One of the slogans I find incredibly ironic is, “What is CrossFit?” which usually precedes a video of people exercising, sweating, and coaches screaming with hard music. If you were to look up CrossFit, the website would have you believe its a “new form of physical training.” The truth is, circuit style training has been around for a hundred years, this is nothing new. I would even consider CrossFit to be an inferior form of circuit training at that. If I had to describe CrossFit in one sentence, it would be, “It’s a franchise for old school gym class for adults.”
Greg Glassman is considered the founder of CrossFit, starting it out of his garage. Thus CrossFit consists of various calisthenics, free weights, gymnastic rings, kettle-bells, and pull-up bars; all things that require minimal space and expense.

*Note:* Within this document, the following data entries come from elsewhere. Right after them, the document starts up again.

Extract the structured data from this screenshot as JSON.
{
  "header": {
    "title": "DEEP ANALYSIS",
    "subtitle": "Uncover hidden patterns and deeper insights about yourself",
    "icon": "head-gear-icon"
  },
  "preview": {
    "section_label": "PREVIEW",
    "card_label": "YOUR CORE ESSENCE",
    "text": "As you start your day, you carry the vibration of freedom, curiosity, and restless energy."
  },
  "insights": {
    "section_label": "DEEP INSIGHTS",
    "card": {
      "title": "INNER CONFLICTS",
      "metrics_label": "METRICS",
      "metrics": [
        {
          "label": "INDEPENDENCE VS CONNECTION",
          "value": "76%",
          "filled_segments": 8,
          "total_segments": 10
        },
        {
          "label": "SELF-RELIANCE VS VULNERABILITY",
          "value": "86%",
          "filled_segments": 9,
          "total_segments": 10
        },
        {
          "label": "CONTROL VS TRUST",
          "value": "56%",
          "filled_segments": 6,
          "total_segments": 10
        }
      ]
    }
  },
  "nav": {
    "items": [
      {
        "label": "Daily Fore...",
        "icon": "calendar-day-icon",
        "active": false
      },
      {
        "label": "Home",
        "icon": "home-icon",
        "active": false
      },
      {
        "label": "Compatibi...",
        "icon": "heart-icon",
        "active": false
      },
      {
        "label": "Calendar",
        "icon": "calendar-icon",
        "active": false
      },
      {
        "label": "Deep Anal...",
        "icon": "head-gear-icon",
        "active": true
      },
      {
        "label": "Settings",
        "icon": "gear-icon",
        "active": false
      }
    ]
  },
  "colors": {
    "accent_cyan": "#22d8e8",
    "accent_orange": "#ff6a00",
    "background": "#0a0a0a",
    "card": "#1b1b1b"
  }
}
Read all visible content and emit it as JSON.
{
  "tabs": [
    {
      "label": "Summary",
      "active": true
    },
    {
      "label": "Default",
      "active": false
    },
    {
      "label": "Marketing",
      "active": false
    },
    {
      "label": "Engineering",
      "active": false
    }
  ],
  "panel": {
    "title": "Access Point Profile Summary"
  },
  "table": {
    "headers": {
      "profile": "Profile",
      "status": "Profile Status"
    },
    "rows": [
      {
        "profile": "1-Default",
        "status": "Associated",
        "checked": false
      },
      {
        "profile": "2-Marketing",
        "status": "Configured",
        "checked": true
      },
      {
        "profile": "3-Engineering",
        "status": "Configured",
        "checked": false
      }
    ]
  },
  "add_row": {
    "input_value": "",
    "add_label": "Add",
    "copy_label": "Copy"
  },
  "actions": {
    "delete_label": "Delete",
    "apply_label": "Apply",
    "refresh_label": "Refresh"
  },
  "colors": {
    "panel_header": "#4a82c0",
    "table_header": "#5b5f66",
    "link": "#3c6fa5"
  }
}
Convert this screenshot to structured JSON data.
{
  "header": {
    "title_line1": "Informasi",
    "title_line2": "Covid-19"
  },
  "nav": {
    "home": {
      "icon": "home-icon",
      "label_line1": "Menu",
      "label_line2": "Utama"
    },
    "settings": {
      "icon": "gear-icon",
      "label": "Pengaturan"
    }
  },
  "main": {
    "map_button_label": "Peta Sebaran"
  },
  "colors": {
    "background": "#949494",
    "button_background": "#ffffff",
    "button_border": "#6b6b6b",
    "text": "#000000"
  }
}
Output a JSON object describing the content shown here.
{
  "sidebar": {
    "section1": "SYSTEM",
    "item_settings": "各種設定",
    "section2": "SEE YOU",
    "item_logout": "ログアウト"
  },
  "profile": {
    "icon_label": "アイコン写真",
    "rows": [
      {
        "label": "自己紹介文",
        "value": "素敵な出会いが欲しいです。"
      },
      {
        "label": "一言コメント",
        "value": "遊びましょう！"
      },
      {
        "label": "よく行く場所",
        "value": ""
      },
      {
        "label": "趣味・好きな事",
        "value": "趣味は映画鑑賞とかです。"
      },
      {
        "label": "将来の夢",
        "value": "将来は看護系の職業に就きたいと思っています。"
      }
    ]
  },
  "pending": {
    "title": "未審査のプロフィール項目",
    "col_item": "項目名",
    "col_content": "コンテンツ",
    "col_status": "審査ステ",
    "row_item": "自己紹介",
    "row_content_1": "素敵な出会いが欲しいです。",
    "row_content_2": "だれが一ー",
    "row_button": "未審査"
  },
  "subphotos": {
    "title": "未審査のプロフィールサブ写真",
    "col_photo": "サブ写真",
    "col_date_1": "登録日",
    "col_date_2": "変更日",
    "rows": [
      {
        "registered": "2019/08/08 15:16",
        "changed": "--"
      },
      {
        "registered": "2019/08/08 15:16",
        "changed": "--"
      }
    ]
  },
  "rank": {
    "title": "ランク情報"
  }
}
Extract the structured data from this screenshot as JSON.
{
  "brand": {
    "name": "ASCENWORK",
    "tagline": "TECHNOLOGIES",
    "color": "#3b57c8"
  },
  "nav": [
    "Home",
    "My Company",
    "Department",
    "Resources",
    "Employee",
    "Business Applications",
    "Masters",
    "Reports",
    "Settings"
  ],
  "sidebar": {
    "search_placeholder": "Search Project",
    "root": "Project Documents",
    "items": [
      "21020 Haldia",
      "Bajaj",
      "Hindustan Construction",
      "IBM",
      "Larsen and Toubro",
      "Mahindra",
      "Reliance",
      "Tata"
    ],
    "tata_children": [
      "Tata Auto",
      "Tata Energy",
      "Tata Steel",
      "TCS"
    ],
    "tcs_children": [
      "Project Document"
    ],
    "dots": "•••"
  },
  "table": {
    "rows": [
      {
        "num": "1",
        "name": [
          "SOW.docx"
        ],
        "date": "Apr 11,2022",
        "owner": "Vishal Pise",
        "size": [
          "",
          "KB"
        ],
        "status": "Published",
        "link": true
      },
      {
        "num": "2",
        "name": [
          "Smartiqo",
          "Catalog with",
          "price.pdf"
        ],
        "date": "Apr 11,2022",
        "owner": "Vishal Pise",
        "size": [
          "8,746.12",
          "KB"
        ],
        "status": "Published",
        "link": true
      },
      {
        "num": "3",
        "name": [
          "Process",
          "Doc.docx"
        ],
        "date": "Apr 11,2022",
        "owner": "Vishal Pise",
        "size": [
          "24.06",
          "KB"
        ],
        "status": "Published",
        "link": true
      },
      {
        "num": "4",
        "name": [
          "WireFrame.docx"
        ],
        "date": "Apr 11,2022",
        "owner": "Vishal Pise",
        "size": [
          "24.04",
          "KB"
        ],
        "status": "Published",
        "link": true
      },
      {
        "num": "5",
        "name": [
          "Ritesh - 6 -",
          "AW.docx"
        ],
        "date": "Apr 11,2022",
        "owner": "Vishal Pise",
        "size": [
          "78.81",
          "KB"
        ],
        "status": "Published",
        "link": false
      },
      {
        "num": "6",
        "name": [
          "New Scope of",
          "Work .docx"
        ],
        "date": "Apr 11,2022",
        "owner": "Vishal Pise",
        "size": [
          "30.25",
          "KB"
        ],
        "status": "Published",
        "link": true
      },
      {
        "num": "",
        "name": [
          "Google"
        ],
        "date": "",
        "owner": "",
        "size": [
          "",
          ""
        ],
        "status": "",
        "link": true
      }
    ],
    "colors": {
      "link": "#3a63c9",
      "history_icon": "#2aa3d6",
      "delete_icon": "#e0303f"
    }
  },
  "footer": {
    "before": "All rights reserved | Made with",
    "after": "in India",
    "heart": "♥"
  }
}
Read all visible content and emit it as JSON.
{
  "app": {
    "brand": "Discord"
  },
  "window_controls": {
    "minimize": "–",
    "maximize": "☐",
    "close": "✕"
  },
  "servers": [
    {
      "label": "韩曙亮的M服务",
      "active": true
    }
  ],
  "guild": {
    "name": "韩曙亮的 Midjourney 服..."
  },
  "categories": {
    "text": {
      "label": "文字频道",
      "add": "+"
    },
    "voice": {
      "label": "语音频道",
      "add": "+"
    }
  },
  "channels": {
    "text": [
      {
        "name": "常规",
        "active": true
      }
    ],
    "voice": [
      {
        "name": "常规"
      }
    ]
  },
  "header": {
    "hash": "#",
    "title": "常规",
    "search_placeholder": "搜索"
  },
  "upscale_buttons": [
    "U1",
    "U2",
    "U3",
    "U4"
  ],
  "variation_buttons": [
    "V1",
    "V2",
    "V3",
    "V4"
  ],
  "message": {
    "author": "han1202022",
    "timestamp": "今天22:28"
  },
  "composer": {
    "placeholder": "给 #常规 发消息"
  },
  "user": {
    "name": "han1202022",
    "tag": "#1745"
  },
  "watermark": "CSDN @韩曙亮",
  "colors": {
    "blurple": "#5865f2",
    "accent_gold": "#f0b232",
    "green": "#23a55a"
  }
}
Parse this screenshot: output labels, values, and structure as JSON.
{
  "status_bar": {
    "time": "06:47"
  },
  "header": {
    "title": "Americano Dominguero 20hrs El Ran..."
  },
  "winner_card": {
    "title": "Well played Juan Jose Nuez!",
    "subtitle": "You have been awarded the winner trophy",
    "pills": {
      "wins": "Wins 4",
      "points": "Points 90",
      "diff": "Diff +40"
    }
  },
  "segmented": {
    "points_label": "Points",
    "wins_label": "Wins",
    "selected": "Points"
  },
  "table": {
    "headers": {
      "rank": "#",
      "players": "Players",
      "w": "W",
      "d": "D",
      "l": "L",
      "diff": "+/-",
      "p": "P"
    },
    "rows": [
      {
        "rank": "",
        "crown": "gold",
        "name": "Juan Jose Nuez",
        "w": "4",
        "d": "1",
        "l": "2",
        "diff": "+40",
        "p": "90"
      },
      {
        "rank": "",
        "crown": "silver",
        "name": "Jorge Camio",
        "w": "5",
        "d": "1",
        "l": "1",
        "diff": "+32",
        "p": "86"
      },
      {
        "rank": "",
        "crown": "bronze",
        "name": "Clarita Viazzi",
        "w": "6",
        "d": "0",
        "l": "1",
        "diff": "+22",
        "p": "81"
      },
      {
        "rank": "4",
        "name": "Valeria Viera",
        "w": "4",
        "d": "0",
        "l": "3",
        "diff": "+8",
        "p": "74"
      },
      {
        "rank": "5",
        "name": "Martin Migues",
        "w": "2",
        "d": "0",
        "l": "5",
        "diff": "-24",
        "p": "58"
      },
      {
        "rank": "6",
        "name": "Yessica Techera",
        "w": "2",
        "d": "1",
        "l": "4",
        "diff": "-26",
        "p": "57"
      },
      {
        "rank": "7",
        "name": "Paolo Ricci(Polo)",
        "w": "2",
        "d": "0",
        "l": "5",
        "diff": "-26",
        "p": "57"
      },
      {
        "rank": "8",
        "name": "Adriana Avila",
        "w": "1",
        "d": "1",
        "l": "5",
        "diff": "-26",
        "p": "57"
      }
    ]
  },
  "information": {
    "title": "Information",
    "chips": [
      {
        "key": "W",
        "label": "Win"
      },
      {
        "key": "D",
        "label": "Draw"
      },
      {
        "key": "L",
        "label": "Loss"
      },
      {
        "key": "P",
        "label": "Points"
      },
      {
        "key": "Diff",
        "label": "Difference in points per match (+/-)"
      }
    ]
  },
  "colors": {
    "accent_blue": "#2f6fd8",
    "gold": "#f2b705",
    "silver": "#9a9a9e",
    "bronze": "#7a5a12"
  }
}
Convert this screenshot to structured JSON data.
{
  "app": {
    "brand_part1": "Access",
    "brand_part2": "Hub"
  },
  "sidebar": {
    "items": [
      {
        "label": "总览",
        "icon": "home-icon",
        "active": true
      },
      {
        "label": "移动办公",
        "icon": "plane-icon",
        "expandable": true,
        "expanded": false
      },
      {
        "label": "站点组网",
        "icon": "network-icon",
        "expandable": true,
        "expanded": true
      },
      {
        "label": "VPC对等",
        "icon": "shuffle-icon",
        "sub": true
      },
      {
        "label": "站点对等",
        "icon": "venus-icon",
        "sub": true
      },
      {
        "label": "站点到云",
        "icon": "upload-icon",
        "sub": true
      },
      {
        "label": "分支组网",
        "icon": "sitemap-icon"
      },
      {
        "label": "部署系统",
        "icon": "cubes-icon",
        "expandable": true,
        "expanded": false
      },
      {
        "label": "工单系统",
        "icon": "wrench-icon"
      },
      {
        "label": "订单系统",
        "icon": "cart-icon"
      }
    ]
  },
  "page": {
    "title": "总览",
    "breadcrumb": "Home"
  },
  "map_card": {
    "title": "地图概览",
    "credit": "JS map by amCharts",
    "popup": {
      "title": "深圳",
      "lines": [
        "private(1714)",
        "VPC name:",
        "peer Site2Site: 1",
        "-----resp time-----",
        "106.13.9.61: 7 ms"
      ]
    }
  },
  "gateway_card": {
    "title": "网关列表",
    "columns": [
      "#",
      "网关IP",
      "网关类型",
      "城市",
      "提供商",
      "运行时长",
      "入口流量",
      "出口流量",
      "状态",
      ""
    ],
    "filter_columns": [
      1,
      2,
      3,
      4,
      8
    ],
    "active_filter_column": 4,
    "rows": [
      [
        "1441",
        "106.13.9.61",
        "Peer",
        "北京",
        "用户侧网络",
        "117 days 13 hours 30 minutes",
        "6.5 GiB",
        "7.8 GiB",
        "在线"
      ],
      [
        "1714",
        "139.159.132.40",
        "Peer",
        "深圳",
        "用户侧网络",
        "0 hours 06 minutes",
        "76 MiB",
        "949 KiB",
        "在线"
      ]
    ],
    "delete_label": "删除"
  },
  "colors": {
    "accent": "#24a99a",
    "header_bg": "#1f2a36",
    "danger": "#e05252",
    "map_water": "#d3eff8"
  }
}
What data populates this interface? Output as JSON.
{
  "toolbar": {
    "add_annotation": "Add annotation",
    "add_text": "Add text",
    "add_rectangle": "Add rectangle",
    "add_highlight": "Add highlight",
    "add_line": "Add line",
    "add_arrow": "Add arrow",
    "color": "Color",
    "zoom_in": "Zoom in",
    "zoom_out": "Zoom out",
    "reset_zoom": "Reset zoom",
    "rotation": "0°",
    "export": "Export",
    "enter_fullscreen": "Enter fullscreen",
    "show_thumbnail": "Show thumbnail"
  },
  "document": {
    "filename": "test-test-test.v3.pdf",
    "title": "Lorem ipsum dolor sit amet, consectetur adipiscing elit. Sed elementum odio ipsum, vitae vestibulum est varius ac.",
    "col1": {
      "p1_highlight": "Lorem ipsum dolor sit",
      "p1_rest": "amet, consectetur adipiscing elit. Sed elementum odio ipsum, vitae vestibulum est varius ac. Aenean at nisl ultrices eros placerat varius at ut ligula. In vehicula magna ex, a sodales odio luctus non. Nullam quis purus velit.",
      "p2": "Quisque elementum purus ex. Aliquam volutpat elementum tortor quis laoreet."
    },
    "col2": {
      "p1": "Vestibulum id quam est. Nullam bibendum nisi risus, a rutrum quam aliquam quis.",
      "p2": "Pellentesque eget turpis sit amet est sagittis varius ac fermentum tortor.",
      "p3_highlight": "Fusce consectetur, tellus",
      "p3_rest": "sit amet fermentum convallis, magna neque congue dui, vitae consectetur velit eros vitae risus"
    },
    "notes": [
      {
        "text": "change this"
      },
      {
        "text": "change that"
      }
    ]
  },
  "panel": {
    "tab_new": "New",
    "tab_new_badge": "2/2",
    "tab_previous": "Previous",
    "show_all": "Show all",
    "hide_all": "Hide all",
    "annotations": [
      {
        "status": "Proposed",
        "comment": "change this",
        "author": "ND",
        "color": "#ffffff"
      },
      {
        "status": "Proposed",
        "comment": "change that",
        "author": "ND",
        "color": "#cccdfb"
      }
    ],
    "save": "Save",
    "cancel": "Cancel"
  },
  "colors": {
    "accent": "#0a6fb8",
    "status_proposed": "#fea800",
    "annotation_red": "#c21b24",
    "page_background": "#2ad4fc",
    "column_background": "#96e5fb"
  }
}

CrossFit gyms are referred to as box gyms, keeping much of the same style. The box gym concept provides a very cheap start up and maintenance for the CrossFit trainer. Technically CrossFit gyms are not franchises
- CrossFit does a uniquely good job of getting people to work hard and push themselves. This is perhaps the best attribute to the system. CrossFit is hard work. A CrossFitter will likely outperform likely any average gym user or aerobics class groupie.
- They implement a Paleo style diet. More than likely this is the cause for the majority of CrossFit’s success for its followers. The Paleo diet is arguably the healthiest diet you could follow. Where CrossFit falls short is that there is no customization for a person’s unique biochemistry, but that takes me to my next point.
- CrossFit is extremely simple. It doesn’t take a lot of time, it doesn’t cost a lot, and it’s fairly simple to follow. I am not referring to use of proper form and technique here though. Those things take time and practice, often neglected at this level.
- It works on general fitness, which is what many people are looking for and is best suited for those who are already healthy and physically functional. The staple of the CrossFit concept is it makes people good at all aspects of fitness instead of great in just a few areas.
- In my opinion, CrossFit is not good for longevity. By that I mean soon down the road I anticipate piles of injuries, and bad joints from a system that just simply does not follow the rules of strength training very well. CrossFit uses exercises for inappropriate rep ranges, and in many cases poor form to suit its purpose. There is no reason a person should do more than 5 reps per set of an Olympic style lift. Doing so is just asking for injury. According to Dr. Stuart McGill, a professor of spine biomechanics at the University of Waterloo, the risk of injury from some CrossFit exercises outweighs their benefits when they are performed with poor form in timed workouts. He added there are similar risks in other exercise programs but noted that CrossFit’s online community enables athletes to follow the program without proper guidance, increasing the risk. Because of the perceived risks of CrossFit, it has been difficult for many trainers and affiliates to get insurance.
- Lack of individualization. CrossFit is essentially group fitness taken to a new level, so you’re not going to get the type of individual programming you would in one on one or small group personal training. So for individuals coming in with flexibility, or strength imbalance issues, their progress will be limited and possibly ill fated. Some coaches will argue that CrossFit is for everyone because they can adjust the difficulty by adjusting weight, reps, and time. I disagree, for example, if a person does not have the flexibility to do an overhead press properly, then they shouldn’t do them at all, and they need exercises outside of those used in CrossFit to fix that issue. Articles on many websites criticize CrossFit for lack of periodization, illogical or random exercise sequences, and lacking quality-control accreditation standards for trainers and affiliates
- CrossFit is trying to be something it’s not. The whole pride of the CrossFit concept is that it works on a broad domain of fitness goals. Strength, endurance, agility, etc, etc. Basically as I said before, it promotes general fitness, like a physical education class for adults. Now CrossFit is trying to make specializations and work its way into sport. Take someone who is out of shape and sure they will get faster and stronger and have more endurance after working with CrossFit. However, take any well trained person or athlete worth their salt and switch their training to CrossFit and they will lose performance. Everyone knows that marathon runners and sprinters don’t train the same. There simply isn’t a program that will make you the best in everything. CrossFit will make you OK in most things, and it needs to stick with that.
- CrossFit makes up its own science. If you are a first time reader of any CrossFit article, often times you will come across words you have never heard before. This is where I think too much gimmick marketing gets used. In fact I think the major learning curve for most is probably adjusting to all the terminology used. Hiding behind this mask of vocabulary is evidence that no real science is involved in this programing.
In conclusion, I don’t recommend CrossFit and neither do many other experts. Like any exercise system, some people are bound to get great results, but you must take most things with a grain of salt when it is part of a mass marketing scheme. It’s easy to make something good when you don’t have to show all the details and fine print. I know everyone wants something new and cool, but you still just can’t beat a good qualified strength and conditioning coach for exercise design. CrossFit will still remain popular though because it is cheap to start, simple to coach, and clever marketing as seen on the right. You’re smarter than that though, right?